Getting your building ready for people again

It’s been over a year now since coronavirus restrictions closed various commercial buildings. Although the lifting of restrictions has been delayed by another four weeks, the great unlocking will happen – and it’s essential that these dormant venues are opened properly. This is because if a building has been vacant for a while, buildings will have more than COVID protocols to keep in mind.

It will particularly be the shutdown or reduced operation of water and HVAC systems that can cause hazards for returning building users. Such dangers could include mould, Legionella bacteria, and lead or copper contamination from corroded plumbing. Remember, the definition of a “prolonged period” shifts depending on weather conditions, so it’s essential to be cautious.

Ventilation, key for COVID and other hazards

When preparing the building for re-opening, adjusting the HVAC system to boost the ventilation rate is essential. A well-ventilated building isn’t only important for limiting the spread of COVID-19, it also manages humidity and temperature, which contribute to the build-up of contaminants like mould.

Maximizing outside air flow-through while maintaining users’ comfort is a tricky balance, so there may be some teething problems in the early days of the reopening. Engineers might have to adjust the system multiple times a day, so ensure this is communicated to occupants to avoid complaints.

Reopening could also be a good juncture to perform some upgrades on the HVAC system. Engineers recommend MERV-13 or MERV-14 filters are installed before re-occupancy. This will ensure the air is safe and healthy, limiting the concentration of viruses and bacteria like COVID-19 in the atmosphere.

Checking water quality is up to standard

Another essential area to examine before reopening is water quality. The source of poor water quality can come from the plumbing itself. Contamination will depend on whether there are protective scales or coating and the materials used to build the plumbing system.
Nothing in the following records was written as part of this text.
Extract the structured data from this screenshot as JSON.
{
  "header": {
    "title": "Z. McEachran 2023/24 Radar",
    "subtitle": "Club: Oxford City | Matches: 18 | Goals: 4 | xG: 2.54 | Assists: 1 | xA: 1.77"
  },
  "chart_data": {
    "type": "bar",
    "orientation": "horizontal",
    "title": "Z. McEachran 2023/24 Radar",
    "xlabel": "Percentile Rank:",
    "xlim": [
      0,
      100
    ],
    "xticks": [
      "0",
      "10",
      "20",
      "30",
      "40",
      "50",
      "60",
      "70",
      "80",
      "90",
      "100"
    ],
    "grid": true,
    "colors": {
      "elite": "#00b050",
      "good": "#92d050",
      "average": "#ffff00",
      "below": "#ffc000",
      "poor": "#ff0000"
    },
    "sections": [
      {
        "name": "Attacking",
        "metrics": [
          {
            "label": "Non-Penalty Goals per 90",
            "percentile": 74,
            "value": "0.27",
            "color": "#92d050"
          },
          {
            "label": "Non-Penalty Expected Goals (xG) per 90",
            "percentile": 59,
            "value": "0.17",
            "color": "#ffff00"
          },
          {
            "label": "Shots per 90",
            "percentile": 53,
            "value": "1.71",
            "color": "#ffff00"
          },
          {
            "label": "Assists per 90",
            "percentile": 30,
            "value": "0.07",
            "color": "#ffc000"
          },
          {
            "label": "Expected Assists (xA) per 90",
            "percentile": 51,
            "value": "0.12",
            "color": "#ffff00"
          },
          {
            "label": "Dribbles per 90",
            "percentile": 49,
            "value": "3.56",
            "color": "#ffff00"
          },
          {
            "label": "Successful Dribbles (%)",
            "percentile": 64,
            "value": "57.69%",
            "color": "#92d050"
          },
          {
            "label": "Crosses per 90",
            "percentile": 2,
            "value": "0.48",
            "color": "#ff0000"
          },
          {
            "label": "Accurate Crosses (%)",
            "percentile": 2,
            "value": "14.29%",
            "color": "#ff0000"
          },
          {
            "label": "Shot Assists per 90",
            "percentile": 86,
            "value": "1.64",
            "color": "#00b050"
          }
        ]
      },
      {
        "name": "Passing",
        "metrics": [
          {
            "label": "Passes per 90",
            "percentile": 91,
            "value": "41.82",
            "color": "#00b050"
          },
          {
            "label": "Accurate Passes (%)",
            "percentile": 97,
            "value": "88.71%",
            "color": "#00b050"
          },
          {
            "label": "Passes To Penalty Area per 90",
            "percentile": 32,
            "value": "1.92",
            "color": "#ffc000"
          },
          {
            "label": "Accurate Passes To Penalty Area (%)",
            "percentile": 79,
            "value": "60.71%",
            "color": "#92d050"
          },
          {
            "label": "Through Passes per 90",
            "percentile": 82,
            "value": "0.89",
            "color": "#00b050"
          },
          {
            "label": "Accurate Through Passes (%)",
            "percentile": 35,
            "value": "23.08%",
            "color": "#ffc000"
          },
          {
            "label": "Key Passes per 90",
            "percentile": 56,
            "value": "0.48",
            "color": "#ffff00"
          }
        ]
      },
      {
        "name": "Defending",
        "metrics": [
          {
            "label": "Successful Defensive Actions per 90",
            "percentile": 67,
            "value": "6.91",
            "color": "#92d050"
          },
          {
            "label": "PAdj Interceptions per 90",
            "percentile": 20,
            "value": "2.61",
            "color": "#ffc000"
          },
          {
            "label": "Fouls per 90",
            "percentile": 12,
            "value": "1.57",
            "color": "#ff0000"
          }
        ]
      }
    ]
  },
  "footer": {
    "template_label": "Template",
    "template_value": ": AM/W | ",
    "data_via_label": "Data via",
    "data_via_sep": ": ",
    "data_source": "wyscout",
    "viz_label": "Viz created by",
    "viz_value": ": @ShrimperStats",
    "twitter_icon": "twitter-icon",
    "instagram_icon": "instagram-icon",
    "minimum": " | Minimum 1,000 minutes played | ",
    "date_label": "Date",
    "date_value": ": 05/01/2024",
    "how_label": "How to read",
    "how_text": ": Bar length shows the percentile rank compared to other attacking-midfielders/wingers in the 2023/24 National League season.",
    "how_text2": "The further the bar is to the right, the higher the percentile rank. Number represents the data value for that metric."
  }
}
Standing water can create the conditions ideal for the growth of Legionella, the bacteria that causes Legionnaires disease. It’s critical to remember that the growth of Legionella depends on various factors, including water temperature, usage patterns, or preexisting colonisation.

Stagnant water can also lead to unsuitable concentrations of disinfectants, like chlorine. Other hazards can include sewer gases that enter the system through dry sewer drain traps. Flushing the building’s water system through every point of use every few days is an effective way to avoid such issues, especially in low occupancy buildings.

Protect users and prepare to unlock

When buildings reopen, mechanical systems and components will require some tuning up. Although maintaining social distancing and hygiene protocols is important, it is crucial that these fundamentals of building management don’t fall by the wayside. Standing water and under-maintained HVAC systems can be sources of nasty infections, posing public health problems of comparable concern to coronavirus.

Considering that many people will be hesitant to return to the workplace and other public spaces, we have to ensure building users feel safe and confident. Creating healthy, high-functioning public buildings is essential to getting the economy up and running – so companies, landlords, and property managers need to do their bit to help us unlock safely.